CZWARTEK, Czwartek w Oktawie Wielkanocy

EWANGELIA - Łk 24, 35-48 (Musiały się wypełnić zapowiedzi Pisma)

Uczniowie opowiadali, co ich spotkało w drodze, i jak poznali Jezusa przy łamaniu chleba. A gdy rozmawiali o tym, On sam stanął pośród nich i rzekł do nich: «Pokój wam».
Zatrwożonym i wylękłym zdawało się, że widzą ducha. Lecz On rzekł do nich: «Czemu jesteście zmieszani i dlaczego wątpliwości budzą się w waszych sercach? Popatrzcie na moje ręce i nogi: to Ja jestem. Dotknijcie się Mnie i przekonajcie: duch nie ma ciała ani kości, jak widzicie, że Ja mam». Przy tych słowach pokazał im swoje ręce i nogi.
Lecz gdy oni z radości jeszcze nie wierzyli i pełni byli zdumienia, rzekł do nich: «Macie tu coś do jedzenia?» Oni podali Mu kawałek pieczonej ryby. Wziął
i jadł wobec wszystkich.
Potem rzekł do nich: «To właśnie znaczyły słowa, które mówiłem do was, gdy byłem jeszcze z wami: Musi się wypełnić wszystko, co napisane jest o Mnie w Prawie Mojżesza, u Proroków i w Psalmach». Wtedy oświecił ich umysły, aby rozumieli Pisma.
I rzekł do nich: «Tak jest napisane: Mesjasz będzie cierpiał i trzeciego dnia zmartwychwstanie; w imię Jego głoszone będzie nawrócenie i odpuszczenie grzechów wszystkim narodom, począwszy od Jerozolimy. Wy jesteście świadkami tego».

MEDYTACJA

Zmartwychwstały Chrystus niesie pokój, szuka relacji i jest otwarty na spotkanie i dialog. Rozmawia z uczniami, pokazuje im swoje rany, spożywa z nimi posiłek.

Jezus zmartwychwstał wraz ze swoim ciałem nie tylko dlatego, że każdy z nas jest jednością duchowo-fizyczną, ale także po to, abyśmy wiedzieli, że nasze aktualne cierpienia i czekająca nas śmierć są zwyciężone. W to zwycięstwo powinniśmy włączyć się już dzisiaj.

Nasze ciało już dziś może być jakby zmartwychwstałe, czyli uwielbione. Potrzebne jest tylko zharmonizowanie ciała i ducha. Ta harmonia polega na tym, że duch nie gardzi ciałem, a ciało nie próbuje być ważniejsze od ducha i nie domaga się zaspokojenia wszystkich swoich potrzeb.

Prawdziwy pokój jest w Bogu i wypływa z Boga. To ważna zależność. Im więcej w nas Boga, tym więcej miłości, szacunku i dobra jest w nas, a tam, gdzie jesteśmy, wprowadzamy pokój.
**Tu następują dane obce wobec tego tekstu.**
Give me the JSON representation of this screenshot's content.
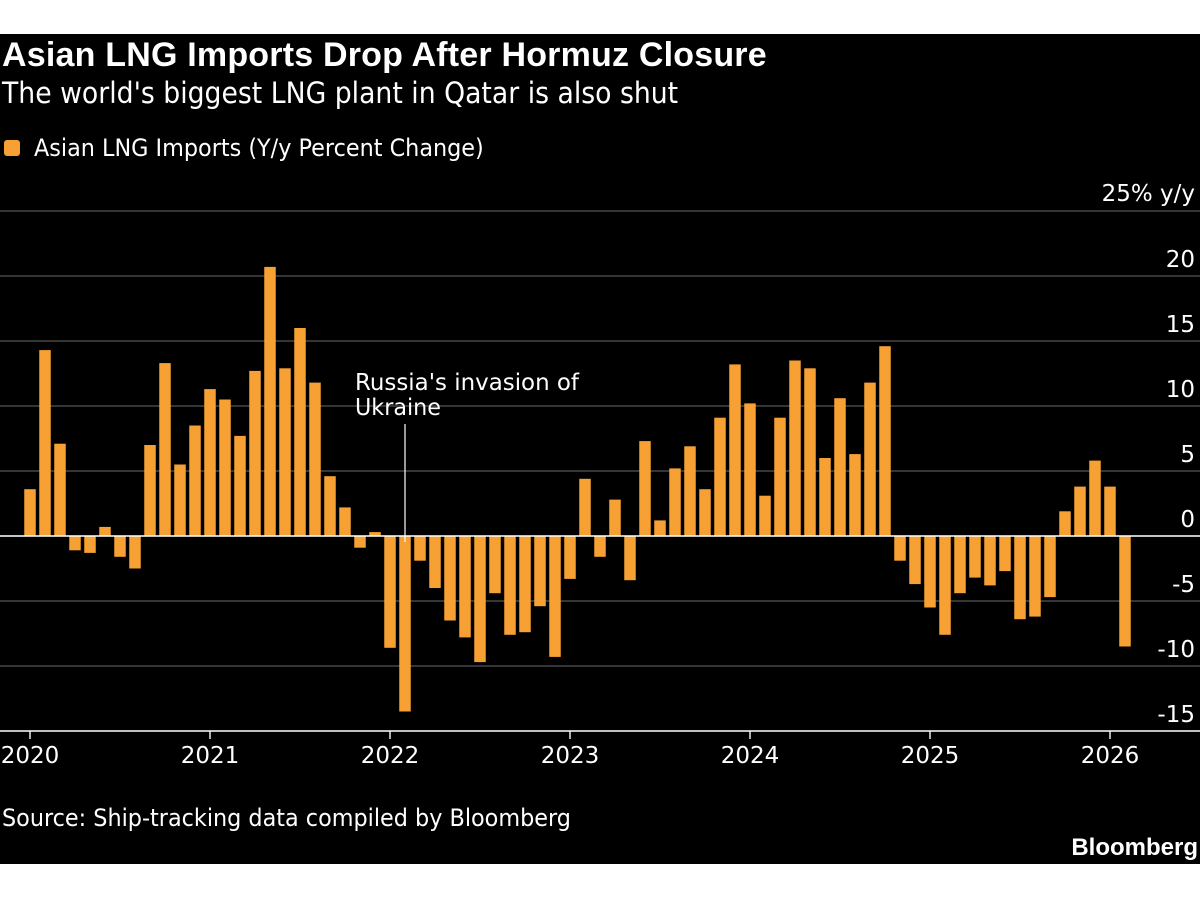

Niełatwo jest rozpoznać znak czasu, gdy żyje się w świecie pełnym różnych bodźców. Jednak warto zauważyć w tym wszystkim Boga. Jezus kieruje nasze myśli ku źródłom, których nie można pomijać. Przypomina i wyjaśnia starotestamentalne zapowiedzi dotyczące Mesjasza...
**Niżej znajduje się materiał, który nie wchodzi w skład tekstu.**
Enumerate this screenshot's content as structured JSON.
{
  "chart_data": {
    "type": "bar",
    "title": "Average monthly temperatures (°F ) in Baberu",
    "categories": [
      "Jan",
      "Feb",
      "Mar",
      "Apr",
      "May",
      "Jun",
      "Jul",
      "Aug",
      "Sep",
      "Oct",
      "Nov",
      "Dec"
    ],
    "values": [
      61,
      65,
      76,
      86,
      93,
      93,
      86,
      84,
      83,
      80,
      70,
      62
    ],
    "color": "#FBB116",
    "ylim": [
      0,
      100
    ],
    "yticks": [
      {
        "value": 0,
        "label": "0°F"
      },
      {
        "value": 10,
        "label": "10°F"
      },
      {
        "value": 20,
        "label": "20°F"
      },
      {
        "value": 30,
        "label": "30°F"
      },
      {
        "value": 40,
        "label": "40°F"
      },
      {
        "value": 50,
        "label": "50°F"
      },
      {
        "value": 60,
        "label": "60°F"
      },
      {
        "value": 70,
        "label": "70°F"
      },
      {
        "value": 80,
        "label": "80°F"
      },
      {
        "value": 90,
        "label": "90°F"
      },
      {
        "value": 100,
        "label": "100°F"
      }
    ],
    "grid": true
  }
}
Warto znaleźć czas i zaciszne miejsce, by otworzyć Pismo Święte i wsłuchać się na nowo w Jego Słowo. Przypomnieć sobie, że On przyszedł na świat, by umrzeć i zmartwychwstać dla każdego człowieka. Uświadomić sobie znów, że to, co oferuje świat niekoniecznie prowadzi ku Niemu.

Warto umieć korzystać z tego, co ziemskie, bez zatracania tego, co ofiarował Jezus. Trzeba więc zaprosić Go do codzienności, by wraz z Nim podejmować się wyzwań, które niesie ziemskie życie.
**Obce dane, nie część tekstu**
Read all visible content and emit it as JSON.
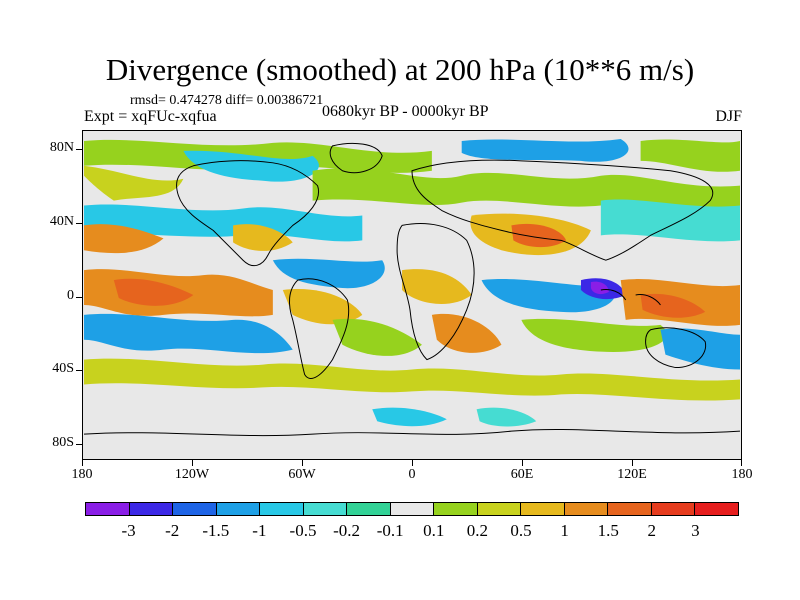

Darem Chrystusa zmartwychwstałego jest pokój. To dar bardzo potrzebny. Bez pokoju w sercu człowieka nie da się zaprowadzić pokoju w świecie.

Chrystus pragnie, byśmy byli Jego świadkami, ale równocześnie świadkami Jego Męki i Zmartwychwstania. Prosi, byśmy zobaczyli i dotknęli Jego poranionych rąk i nóg oraz byśmy dotknęli Jego ran.

Chrystus przynosi nam pokój oraz daje nam się rozpoznać przy łamaniu chleba i na Eucharystii...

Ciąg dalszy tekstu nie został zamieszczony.